La productivité n'est plus un concept industriel, elle a débordé du milieu professionnel pour s'appliquer désormais à la sphère privée. Un moment qui n'est pas vécu est un moment perdu, un moment improductif. Le concept du Miracle Morning en est une manifestation : la vie appartient à ceux qui se lèvent tôt. J'avais fait la critique de ce livre il y a quelques années, je l'ai relue cette semaine et je ne retirerais rien de ce que j'ai écrit en 2016. Surtout pas la note finale.
Mais pourquoi cette recherche d'intensité permanente nous amène-t-elle vers l'épuisement ? C'est simple, c'est notre addiction à l'intense. Comme toute addiction, une des caractéristiques principales est qu'il est nécessaire d'augmenter les stimuli pour que l'effet persiste.

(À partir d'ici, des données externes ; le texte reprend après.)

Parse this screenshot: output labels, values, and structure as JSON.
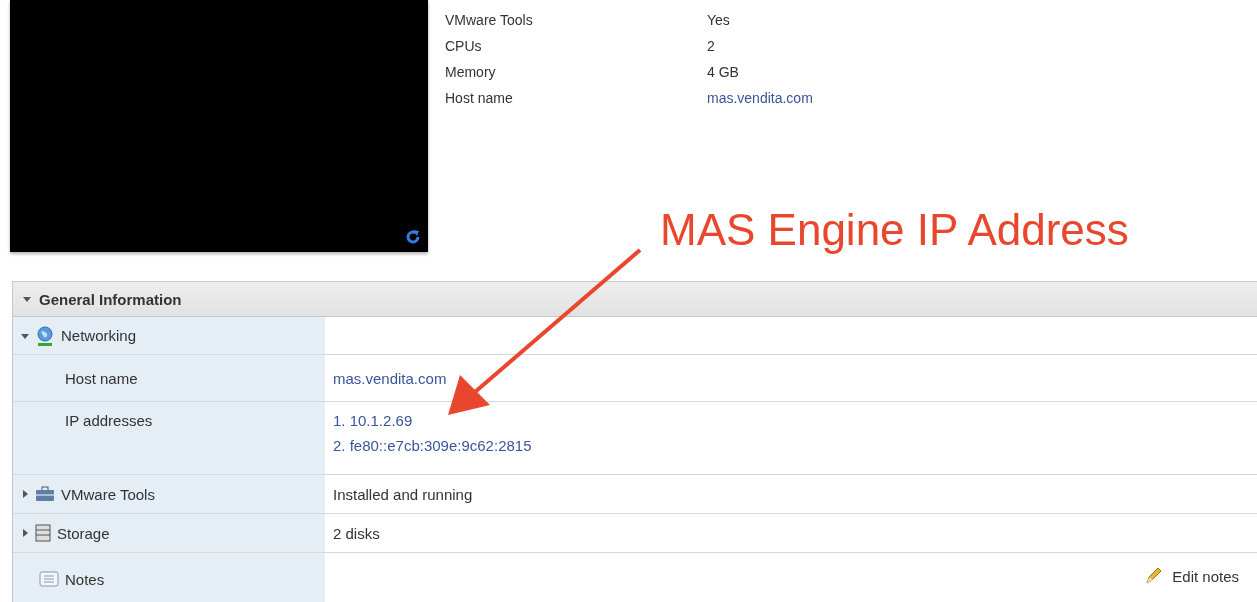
{
  "summary": [
    {
      "label": "VMware Tools",
      "value": "Yes",
      "link": false
    },
    {
      "label": "CPUs",
      "value": "2",
      "link": false
    },
    {
      "label": "Memory",
      "value": "4 GB",
      "link": false
    },
    {
      "label": "Host name",
      "value": "mas.vendita.com",
      "link": true
    }
  ],
  "annotation": "MAS Engine IP Address",
  "panel": {
    "title": "General Information",
    "expanded": true,
    "rows": [
      {
        "kind": "network",
        "label": "Networking",
        "expanded": true,
        "children": [
          {
            "label": "Host name",
            "values": [
              "mas.vendita.com"
            ]
          },
          {
            "label": "IP addresses",
            "values": [
              "1. 10.1.2.69",
              "2. fe80::e7cb:309e:9c62:2815"
            ]
          }
        ]
      },
      {
        "kind": "tools",
        "label": "VMware Tools",
        "expanded": false,
        "value": "Installed and running"
      },
      {
        "kind": "storage",
        "label": "Storage",
        "expanded": false,
        "value": "2 disks"
      },
      {
        "kind": "notes",
        "label": "Notes",
        "action": "Edit notes"
      }
    ]
  }
}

Cette stimulation continue d'intensité toujours croissante finit par nous épuiser. Nos journées sont trop remplies. Elles sont surtout trop longues. Notre cerveau trop stimulé. Nous sommes épuisés par notre recherche de sensations.

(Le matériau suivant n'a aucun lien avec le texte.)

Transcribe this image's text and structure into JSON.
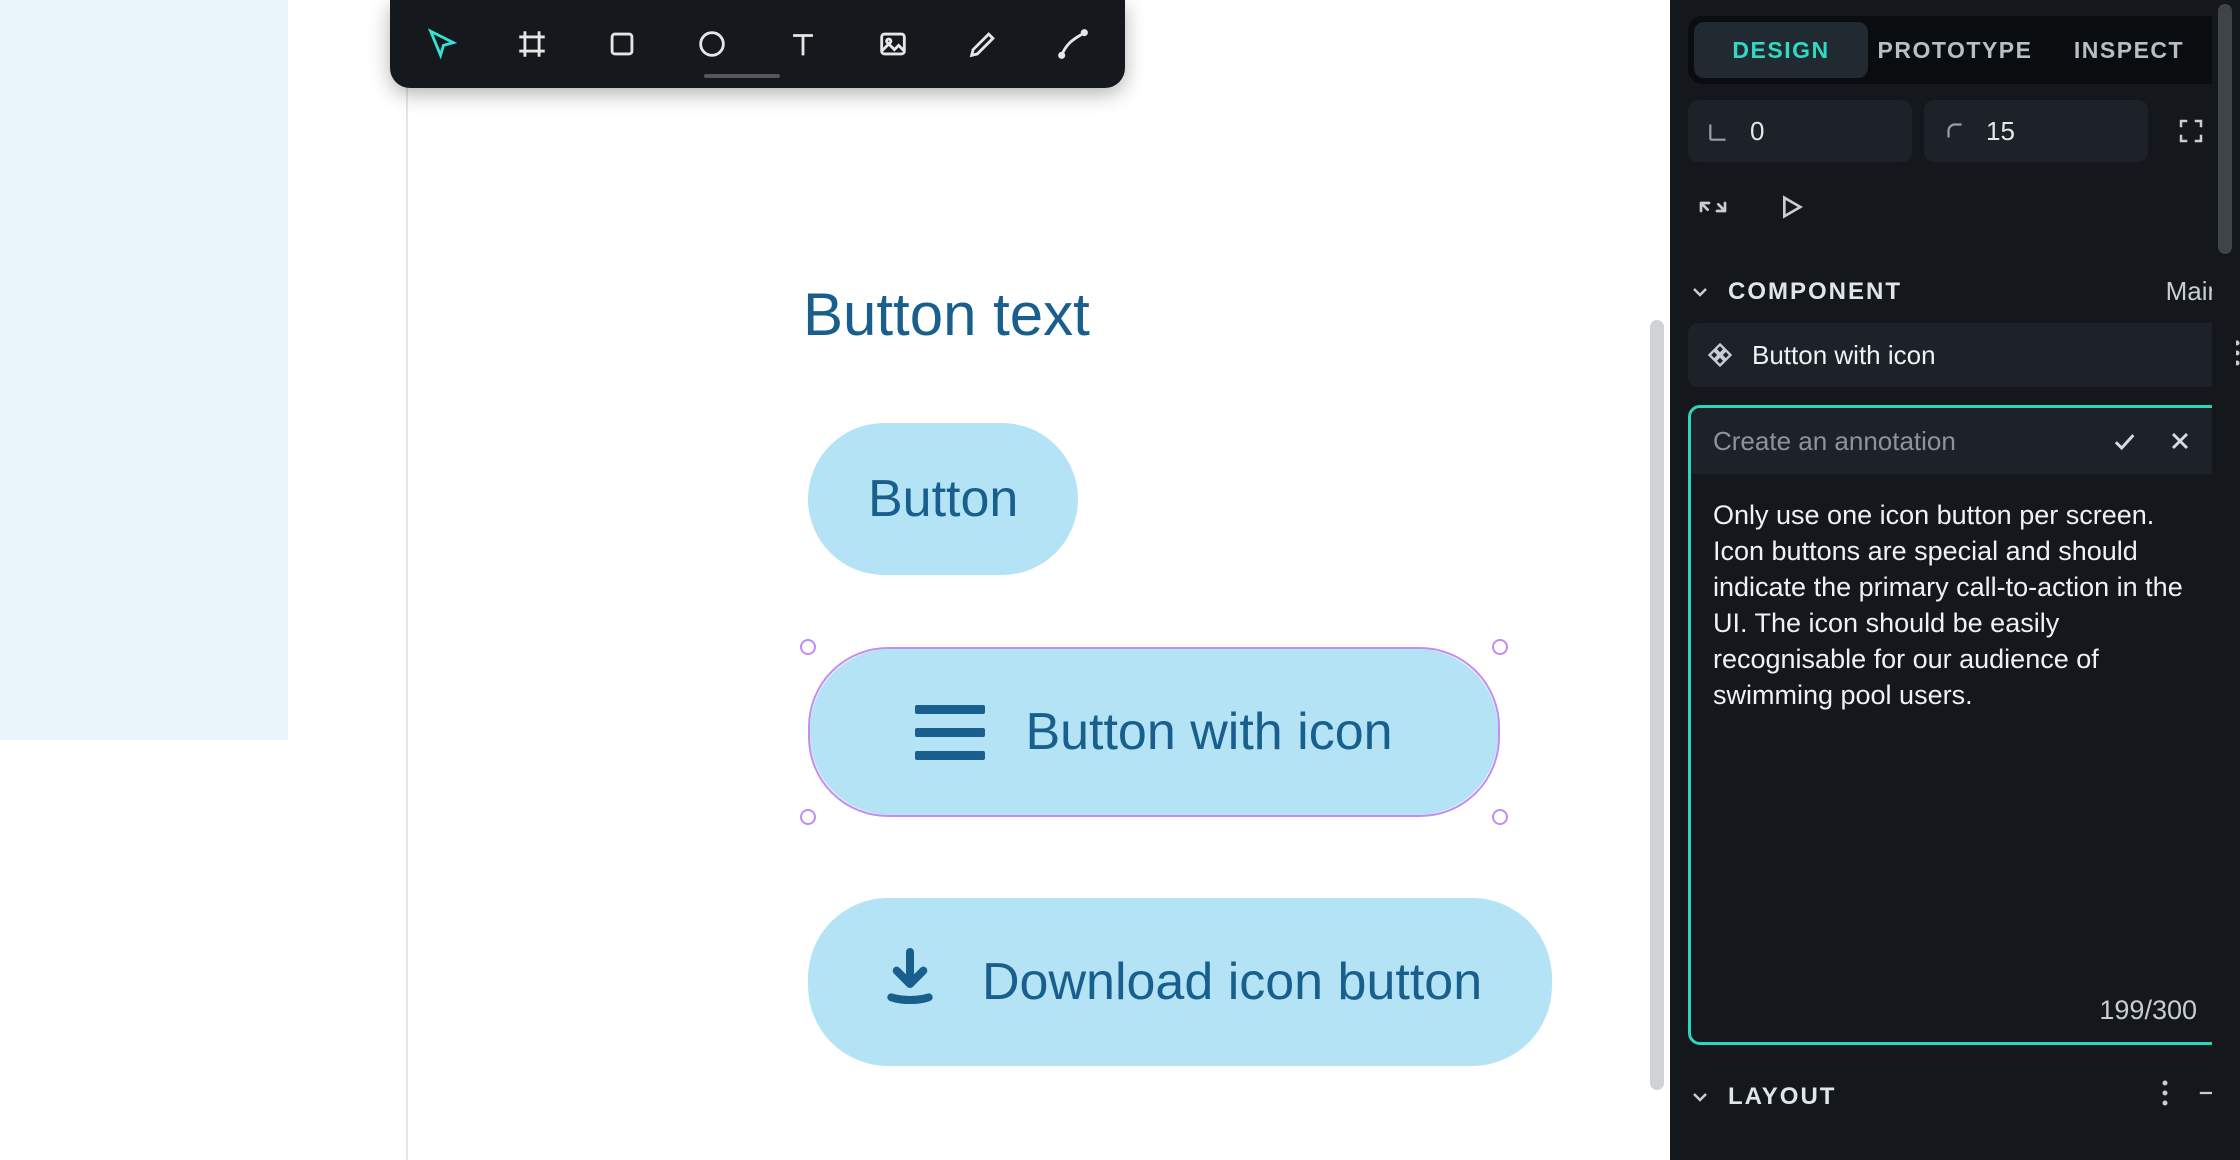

Le paradoxe de cette recherche d'expérience est que le manque de sommeil est lui-même devenu une source de quête d'expérience. On dort mal, on le sait, mais on fait de notre sommeil une expérience en soi. On va chercher à l'étudier, le mesurer, lui adjoindre ses gadgets. C'est une mise en abime du désir d'expérience qui nous prive de sommeil, mais qui le transforme lui-même en expérience.
Dans la seconde partie du podcast, Tristan Garcia aborde les conséquences sociales et politiques de cet épuisement. C'est la partie qui m'a le plus intéressé, car il donne une lecture que je n'avais encore jamais entendue concernant la dérive des démocraties vers des régimes de plus en plus autoritaires. Selon lui, l'épuisement généralisé est la cause du manque de réaction face à la montée des extrêmes. On a du mal à résister. Il va plus loin en expliquant que le désir d'autorité est en fait comme un désir de nouvelle expérience forte. Il faut que ça bouge, que ça bouscule. C'est aussi le désir de certains d'avoir quelqu'un qui choisit à leur place, parce qu'ils sont perdus devant l'infini des possibilités.
Il finit par donner quelques pistes pour échapper à l'épuisement. Il faut ralentir. Certains l'ont déjà compris et lui ont donné un terme, le JOMO (Joy Of Missing Out), le bonheur simple d'avoir pu échapper à une expérience (une sortie, un resto, la dernière expo à la mode) pour simplement se retrouver au calme. Cela commence par une forme de résistance à l'idée qu'il faudrait absolument sortir pour s'épanouir. Valorisons le "ne rien faire" !
Je vous laisse écouter l'épisode pour approfondir le sujet, il y a des sources complémentaires dans les notes de l'épisode. Cela m'a aussi donné envie de lire les écrits de Tristan Garcia.